I really didn’t know my grandpa Chism when I was an adult. I saw him through the idealistic eyes of a child. He was big and strong and did the things big, strong farmer guys did. He was also quietly tolerant of me.

But I had time to really get to know my grandpa Jordan. He was not quietly tolerant of me. He was strong but not big. He did things retired city people did…like scratch lottery tickets. But he was also a carpenter and I have a number of skills I learned either directly from grandpa or from my father who learned from grandpa.

So who am I?

Carpentry and farming go well together but am I quietly tolerant or not?

I have wrestled with this kind of thinking all week. I am not Tom Chism. I am not Sherman Jordan. But they are certainly both a strong dose of what I hold up as the ideal of man.

I am acutely aware of both of my grandfathers’ many flaws. They were not perfect men. As an adult I avoided certain conversations with grandpa Jordan and to this day thank God he gave me a polite nickname (Old-timer). So why did he have rude nicknames for everybody else? That’s not part of my picture of ideal manhood. But it is not fair to say that my grandfather was a jerk. He could be at times but so can I.

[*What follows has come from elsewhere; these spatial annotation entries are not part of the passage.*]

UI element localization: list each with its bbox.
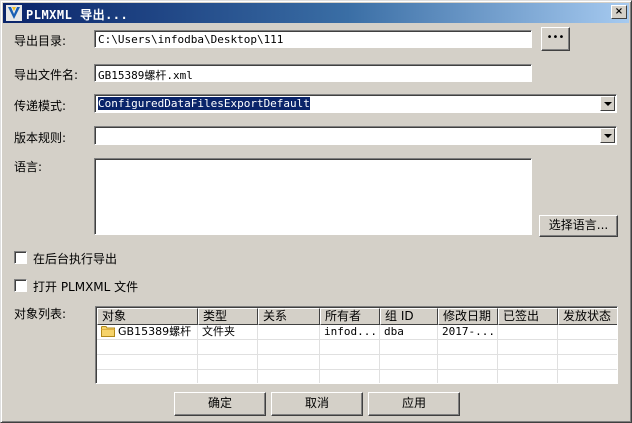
column-header[interactable]: 已签出 [498, 308, 558, 325]
transfer-mode-value: ConfiguredDataFilesExportDefault [98, 97, 310, 110]
transfer-mode-dropdown[interactable]: ConfiguredDataFilesExportDefault [94, 94, 617, 113]
group-id-cell: dba [380, 325, 438, 340]
chevron-down-icon[interactable] [600, 96, 615, 111]
ok-button[interactable]: 确定 [174, 392, 266, 416]
select-language-label: 选择语言... [548, 218, 609, 232]
background-export-label: 在后台执行导出 [33, 252, 118, 266]
column-header[interactable]: 修改日期 [438, 308, 498, 325]
background-export-checkbox[interactable] [14, 251, 27, 264]
cancel-button[interactable]: 取消 [271, 392, 363, 416]
table-row [97, 340, 617, 355]
object-cell: GB15389螺杆 [97, 325, 198, 340]
column-header[interactable]: 发放状态 [558, 308, 617, 325]
column-header[interactable]: 对象 [97, 308, 198, 325]
type-cell: 文件夹 [198, 325, 258, 340]
export-dir-value: C:\Users\infodba\Desktop\111 [98, 33, 284, 46]
transfer-mode-label: 传递模式: [14, 99, 67, 113]
table-row [97, 370, 617, 383]
modified-date-cell: 2017-... [438, 325, 498, 340]
folder-icon [101, 326, 115, 337]
title-bar[interactable]: PLMXML 导出... × [3, 3, 629, 23]
export-dir-label: 导出目录: [14, 34, 67, 48]
revision-rule-dropdown[interactable] [94, 126, 617, 145]
object-name: GB15389螺杆 [118, 325, 192, 338]
plmxml-export-dialog: PLMXML 导出... × 导出目录: C:\Users\infodba\De… [0, 0, 632, 423]
language-label: 语言: [14, 160, 43, 174]
close-button[interactable]: × [611, 5, 627, 19]
column-header[interactable]: 类型 [198, 308, 258, 325]
export-filename-value: GB15389螺杆.xml [98, 69, 193, 82]
object-list-label: 对象列表: [14, 307, 67, 321]
relation-cell [258, 325, 320, 340]
apply-button[interactable]: 应用 [368, 392, 460, 416]
checked-out-cell [498, 325, 558, 340]
release-status-cell [558, 325, 617, 340]
browse-button[interactable]: ••• [541, 27, 570, 51]
export-filename-input[interactable]: GB15389螺杆.xml [94, 64, 532, 82]
column-header[interactable]: 所有者 [320, 308, 380, 325]
table-row [97, 355, 617, 370]
language-textarea[interactable] [94, 158, 532, 235]
column-header[interactable]: 组 ID [380, 308, 438, 325]
window-title: PLMXML 导出... [26, 8, 129, 22]
open-plmxml-checkbox[interactable] [14, 279, 27, 292]
select-language-button[interactable]: 选择语言... [539, 215, 618, 237]
open-plmxml-label: 打开 PLMXML 文件 [33, 280, 139, 294]
app-icon [6, 5, 22, 21]
column-header[interactable]: 关系 [258, 308, 320, 325]
object-list-table[interactable]: 对象 类型 关系 所有者 组 ID 修改日期 已签出 发放状态 GB15389螺… [95, 306, 618, 384]
export-filename-label: 导出文件名: [14, 68, 79, 82]
revision-rule-label: 版本规则: [14, 131, 67, 145]
export-dir-input[interactable]: C:\Users\infodba\Desktop\111 [94, 30, 532, 48]
chevron-down-icon[interactable] [600, 128, 615, 143]
ellipsis-icon: ••• [546, 32, 565, 43]
owner-cell: infod... [320, 325, 380, 340]
table-row[interactable]: GB15389螺杆 文件夹 infod... dba 2017-... [97, 325, 617, 340]
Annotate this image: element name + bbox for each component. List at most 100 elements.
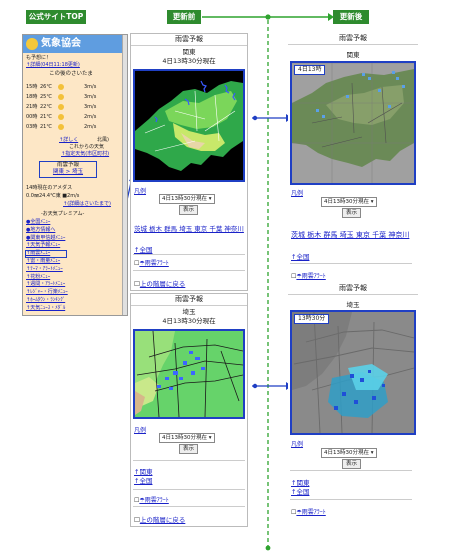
before-saitama-legend[interactable]: 凡例 <box>134 425 146 434</box>
forecast-temp: 26℃ <box>40 84 52 90</box>
before-saitama-rule3 <box>133 506 245 507</box>
logo-icon <box>26 38 38 50</box>
before-saitama-show-button[interactable]: 表示 <box>179 444 199 454</box>
after-saitama-alert-link[interactable]: ☂雨雲ｱﾗｰﾄ <box>296 509 325 516</box>
after-kanto-select[interactable]: 4日13時30分現在 ▾ <box>321 197 377 207</box>
after-kanto-rule <box>290 263 412 264</box>
before-kanto-legend[interactable]: 凡例 <box>134 186 146 195</box>
radar-box-links[interactable]: 関東 > 埼玉 <box>40 169 96 176</box>
before-saitama-alert[interactable]: ☐☂雨雲ｱﾗｰﾄ <box>134 495 169 504</box>
after-kanto-alert-link[interactable]: ☂雨雲ｱﾗｰﾄ <box>296 273 325 280</box>
after-saitama-select[interactable]: 4日13時30分現在 ▾ <box>321 448 377 458</box>
before-kanto-select[interactable]: 4日13時30分現在 ▾ <box>159 194 215 204</box>
phone-menu-item[interactable]: ↑ﾚｼﾞｬｰ・行楽ﾒﾆｭｰ <box>26 289 122 297</box>
forecast-time: 03時 <box>26 124 38 130</box>
chevron-down-icon: ▾ <box>208 435 212 441</box>
before-kanto-select-value: 4日13時30分現在 <box>162 196 207 202</box>
after-saitama-national[interactable]: ↑全国 <box>291 486 309 496</box>
divider-end-dot <box>265 545 271 551</box>
weather-icon <box>58 94 64 100</box>
before-kanto-show-button[interactable]: 表示 <box>179 205 199 215</box>
forecast-time: 18時 <box>26 94 38 100</box>
weather-icon <box>58 84 64 90</box>
phone-detail-link[interactable]: ↑詳細(04日11:18更新) <box>26 62 80 68</box>
after-kanto-national[interactable]: ↑全国 <box>291 251 309 261</box>
forecast-row: 18時 25℃ 3m/s <box>26 92 126 102</box>
forecast-row: 15時 26℃ 3m/s <box>26 82 126 92</box>
after-kanto-prefs[interactable]: 茨城 栃木 群馬 埼玉 東京 千葉 神奈川 <box>291 231 411 239</box>
forecast-row: 03時 21℃ 2m/s <box>26 122 126 132</box>
before-saitama-back-link[interactable]: 上の階層に戻る <box>140 516 186 524</box>
forecast-wind: 3m/s <box>84 104 97 110</box>
phone-menu-item[interactable]: ↑ﾃｰﾏ・ｱﾗｰﾄﾒﾆｭｰ <box>26 266 122 274</box>
after-kanto-show-button[interactable]: 表示 <box>342 208 362 218</box>
weather-icon <box>58 124 64 130</box>
before-saitama-time: 4日13時30分現在 <box>162 317 216 325</box>
amedas-link[interactable]: ↑(詳細はさいたまで) <box>63 201 111 207</box>
before-kanto-panel: 雨雲予報 関東 4日13時30分現在 凡例 4日13時30分現在 ▾ 表示 茨城… <box>130 33 248 291</box>
phone-menu-item[interactable]: ↑ﾎｰﾑﾀｳﾝ・ﾗﾝｷﾝｸﾞ <box>26 297 122 305</box>
after-kanto-legend[interactable]: 凡例 <box>291 188 303 197</box>
after-saitama-show-button[interactable]: 表示 <box>342 459 362 469</box>
before-saitama-national[interactable]: ↑全国 <box>134 475 152 485</box>
after-kanto-alert[interactable]: ☐☂雨雲ｱﾗｰﾄ <box>291 271 326 280</box>
phone-menu-item[interactable]: ●全国ﾒﾆｭｰ <box>26 219 122 227</box>
after-saitama-legend[interactable]: 凡例 <box>291 439 303 448</box>
before-saitama-back[interactable]: ☐上の階層に戻る <box>134 514 185 524</box>
amedas-title: 14時現在のアメダス <box>26 185 73 191</box>
forecast-time: 15時 <box>26 84 38 90</box>
before-kanto-rule2 <box>133 270 245 271</box>
before-saitama-region: 埼玉 <box>182 308 196 316</box>
before-kanto-alert[interactable]: ☐☂雨雲ｱﾗｰﾄ <box>134 258 169 267</box>
chevron-down-icon: ▾ <box>208 196 212 202</box>
before-saitama-select[interactable]: 4日13時30分現在 ▾ <box>159 433 215 443</box>
phone-screen: 気象協会 も予想に！ ↑詳細(04日11:18更新) この後のさいたま 15時 2… <box>22 34 128 316</box>
before-kanto-terrain <box>135 80 243 171</box>
phone-menu-item[interactable]: ↑雷・雨量ﾒﾆｭｰ <box>26 258 122 266</box>
after-kanto-select-value: 4日13時30分現在 <box>324 199 369 205</box>
before-kanto-alert-link[interactable]: ☂雨雲ｱﾗｰﾄ <box>139 260 168 267</box>
before-kanto-prefs[interactable]: 茨城 栃木 群馬 埼玉 東京 千葉 神奈川 <box>134 226 246 233</box>
after-saitama-alert[interactable]: ☐☂雨雲ｱﾗｰﾄ <box>291 507 326 516</box>
phone-menu-item[interactable]: ●地方情報へ <box>26 227 122 235</box>
before-saitama-select-value: 4日13時30分現在 <box>162 435 207 441</box>
forecast-temp: 21℃ <box>40 114 52 120</box>
phone-menu: ●全国ﾒﾆｭｰ ●地方情報へ ●関東甲信越ﾒﾆｭｰ ↑天気予報ﾒﾆｭｰ ↑雨雲ﾒﾆｭｰ ↑… <box>26 219 122 313</box>
after-saitama-select-value: 4日13時30分現在 <box>324 450 369 456</box>
before-kanto-map[interactable] <box>133 69 245 182</box>
after-saitama-rule <box>290 470 412 471</box>
before-kanto-back[interactable]: ☐上の階層に戻る <box>134 278 185 288</box>
after-kanto-map[interactable]: 4日13時 <box>290 61 416 185</box>
forecast-wind: 3m/s <box>84 84 97 90</box>
phone-next: これからの天気 <box>69 144 105 150</box>
chevron-down-icon: ▾ <box>370 199 374 205</box>
phone-menu-item[interactable]: ↑天気ﾆｭｰｽ・ﾒﾀﾞﾙ <box>26 305 122 313</box>
premium-label: -お天気プレミアム- <box>41 211 85 217</box>
before-saitama-header: 雨雲予報 <box>131 294 247 306</box>
phone-pinpoint[interactable]: ↑指定天気(市区町村) <box>61 151 109 157</box>
forecast-table: 15時 26℃ 3m/s 18時 25℃ 3m/s 21時 22℃ 3m/s 00時 21℃ 2m/s… <box>26 82 126 132</box>
phone-header: 気象協会 <box>23 35 127 53</box>
forecast-row: 00時 21℃ 2m/s <box>26 112 126 122</box>
forecast-wind: 2m/s <box>84 114 97 120</box>
phone-menu-item[interactable]: ↑週間・ｱﾗｰﾄﾒﾆｭｰ <box>26 281 122 289</box>
before-kanto-back-link[interactable]: 上の階層に戻る <box>140 280 186 288</box>
weather-icon <box>58 104 64 110</box>
forecast-temp: 25℃ <box>40 94 52 100</box>
phone-scrollbar[interactable] <box>122 35 127 315</box>
forecast-wind: 3m/s <box>84 94 97 100</box>
phone-detail[interactable]: ↑詳しく <box>59 137 78 143</box>
before-kanto-national[interactable]: ↑全国 <box>134 244 152 254</box>
forecast-time: 21時 <box>26 104 38 110</box>
before-kanto-header: 雨雲予報 <box>131 34 247 46</box>
weather-icon <box>58 114 64 120</box>
phone-line1: も予想に！ <box>26 55 52 61</box>
before-saitama-map[interactable] <box>133 329 245 419</box>
after-saitama-map[interactable]: 13時30分 <box>290 310 416 435</box>
phone-section: この後のさいたま <box>49 71 93 77</box>
timeline-dot <box>265 14 271 20</box>
before-saitama-alert-link[interactable]: ☂雨雲ｱﾗｰﾄ <box>139 497 168 504</box>
forecast-row: 21時 22℃ 3m/s <box>26 102 126 112</box>
after-saitama-panel: 雨雲予報 埼玉 13時30分 凡例 4日13時30分現在 ▾ 表示 ↑関東 ↑全… <box>288 283 418 523</box>
radar-box[interactable]: 雨雲予報 関東 > 埼玉 <box>39 161 97 178</box>
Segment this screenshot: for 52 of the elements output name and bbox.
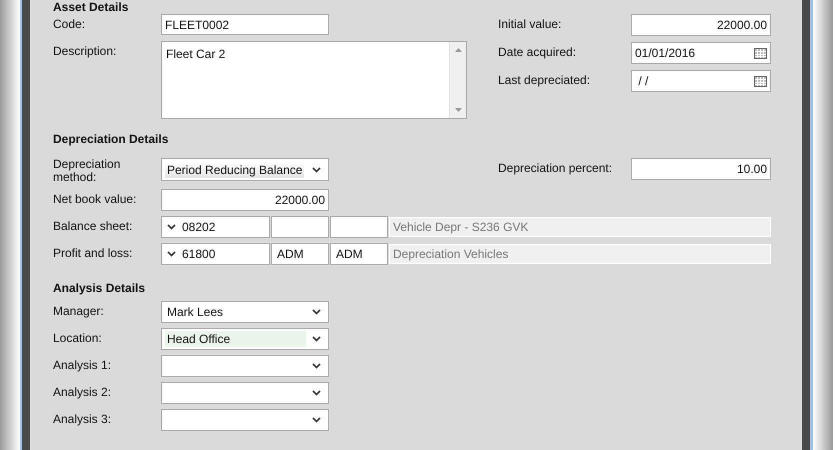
dropdown[interactable] (161, 409, 329, 431)
field-label: Description: (53, 43, 118, 58)
chevron-down-icon (312, 390, 321, 396)
input-field[interactable]: FLEET0002 (161, 14, 329, 35)
calendar-icon[interactable] (754, 48, 767, 58)
section-heading: Depreciation Details (53, 132, 170, 146)
input-field[interactable] (271, 216, 329, 238)
chevron-down-icon (312, 363, 321, 369)
date-field[interactable]: 01/01/2016 (631, 42, 771, 64)
field-label: Net book value: (53, 191, 138, 206)
scrollbar[interactable] (449, 42, 466, 118)
scroll-up-icon[interactable] (454, 48, 462, 52)
account-code-field[interactable]: 08202 (161, 216, 270, 238)
dropdown[interactable]: Mark Lees (161, 301, 329, 323)
field-label: Depreciation percent: (498, 160, 614, 175)
field-label: Analysis 1: (53, 357, 112, 372)
field-label: Depreciation method: (53, 158, 122, 184)
account-description: Depreciation Vehicles (389, 244, 771, 264)
input-field[interactable]: ADM (271, 243, 329, 265)
section-heading: Analysis Details (53, 281, 146, 295)
chevron-down-icon (312, 309, 321, 315)
dropdown[interactable]: Period Reducing Balance (161, 158, 329, 181)
input-field[interactable]: 22000.00 (161, 189, 329, 211)
input-field[interactable]: ADM (330, 243, 388, 265)
chevron-down-icon (167, 224, 176, 230)
chevron-down-icon (312, 336, 321, 342)
field-label: Profit and loss: (53, 245, 134, 260)
field-label: Date acquired: (498, 44, 578, 59)
scroll-down-icon[interactable] (454, 108, 462, 112)
field-label: Analysis 2: (53, 384, 112, 399)
chevron-down-icon (312, 417, 321, 423)
input-field[interactable] (330, 216, 388, 238)
field-label: Location: (53, 330, 103, 345)
input-field[interactable]: 22000.00 (631, 14, 771, 36)
field-label: Analysis 3: (53, 411, 112, 426)
field-label: Last depreciated: (498, 72, 592, 87)
chevron-down-icon (312, 166, 321, 172)
chevron-down-icon (167, 251, 176, 257)
account-description: Vehicle Depr - S236 GVK (389, 217, 771, 237)
field-label: Manager: (53, 303, 105, 318)
account-code-field[interactable]: 61800 (161, 243, 270, 265)
text-area[interactable]: Fleet Car 2 (161, 41, 467, 119)
section-heading: Asset Details (53, 0, 130, 14)
field-label: Code: (53, 16, 86, 31)
dropdown[interactable]: Head Office (161, 328, 329, 350)
field-label: Balance sheet: (53, 218, 134, 233)
dropdown[interactable] (161, 355, 329, 377)
calendar-icon[interactable] (754, 76, 767, 86)
input-field[interactable]: 10.00 (631, 158, 771, 180)
field-label: Initial value: (498, 16, 562, 31)
date-field[interactable]: / / (631, 70, 771, 92)
dropdown[interactable] (161, 382, 329, 404)
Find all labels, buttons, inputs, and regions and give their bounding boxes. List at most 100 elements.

There were conversations I just could not have with my grandpa. We could not talk about politics or religion…but that’s common in any relationship. But we could talk about stocks and coin collecting and commodity futures. These were safe topics, especially if you just open the throttle and let him run. But never get him started on “rich people” or labor or any of his ongoing list of conspiracies…

I learned to handle my grandpa safely. Great. What does that have to do with me? And what ON EARTH does that have to do with the farm?

There was no Jordan farm until dad bought land in the ’80’s. I think that is an important detail in this reflection. There was no land. No tie. No roots. There is a Jordan cemetery somewhere in Tennessee but I don’t know anybody in there. I know an awful lot about the Chism people buried on the next hill over from my house. I live in a house my grandparents lived in…a house my grandpa’s uncle built. On land we have owned for nearly 200 years. Why didn’t the Jordan family settle? Why didn’t they build permanence?

I don’t know much of anything about Sherman’s father, Arthur. I remember vague stories of extreme poverty and abuse. From what I have put together, grandpa Jordan had a very difficult childhood right up until he lied about his age to join the Navy. Then he met up with his siblings again, opened a carpentry business with his brother and played euchre. I have memories of my aunts and uncles playing cards at the dining room table together. Even if he made insulting comments, I think we can safely say that grandpa was different than his father. Better. Even if still rough.

And my father is better still.

I am who I am because he was who he was. I am who I am because he pushed me to become more than he was…even if just to prove him wrong about me. And my kids, through positive reinforcement, will continue that refining what it means to be a Jordan.

There is a lot to explore within our family legacy and culture. Who am I? Who are we? What do we believe? How do we treat each other? What do we offer our future generations?

I haven’t answered any questions here. These are ideas I am struggling to understand and I hope you are too.

Julie and I are exploring, establishing and refining our family culture together with our parents and our children. We are purposeful about giving everyone a sense of belonging, love, place and purpose. This is our way of cleaning the world by cleaning our front step. How are you changing the world?